The year is 1845, the earliest days of the Oregon Trail, and a wagon team of three families has hired the mountain man Stephen Meek to guide them over the Cascade Mountains. Claiming to know a short cut, Meek leads the group on an unmarked path across the high plain desert, only to become lost in the dry rock and sage. Over the coming days, the emigrants must face the scourges of hunger, thirst and their own lack of faith in each other’s instincts for survival. When a Native American wanderer crosses their path, the emigrants are torn between their trust in a guide who has proven himself unreliable and a man who has always been seen as the natural enemy.
User Reviews: Reviewed May 2011
It is as real as a movie can get but as boring too. It sets the tense mood and the look of the period perfectly and the discomfort the characters feel with their situation is easily connecting.

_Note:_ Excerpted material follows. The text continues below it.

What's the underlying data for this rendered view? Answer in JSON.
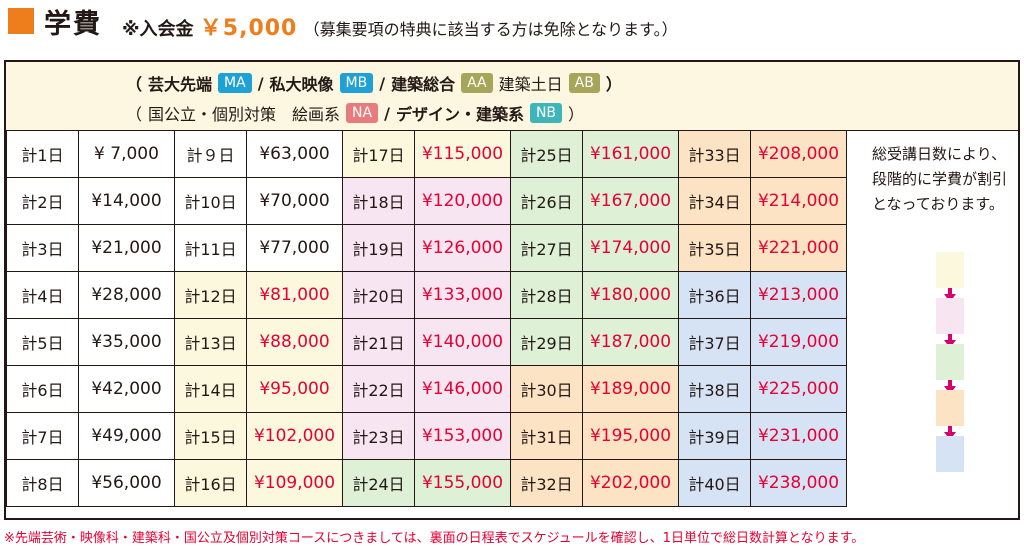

In 1845, a group of settlers looking for a place sets out to cross the desert acquiring help from a Stephen Meek. Well into their journey, they realize they might be lost. Not too keen on confronting Mr. Meek, they play along the route he takes them. Once the water runs out and with no idea of the next source, the inherent character of each traveler starts to show. To add to the drama, they catch and hold a stalking Indian as a prisoner. Unsure of his intentions, the group is in a dilemma either to kill him or seek help from him.
It starts quite leisurely setting the foundation for the rest of the movie. It glances through the routine of each person as well as introduces them. The pace hardly picks up as it move excruciatingly slow for the rest of the movie. Though it is intentional, it seems a content worth for 30 minutes is dragged to a feature length. Watch it only if you have nothing else better to do. The performances are decent from most and Michelle Williams characteristics reminds a bit of Evangeline Lily from Lost.
You might find some interesting things along the way but they are very few and very far.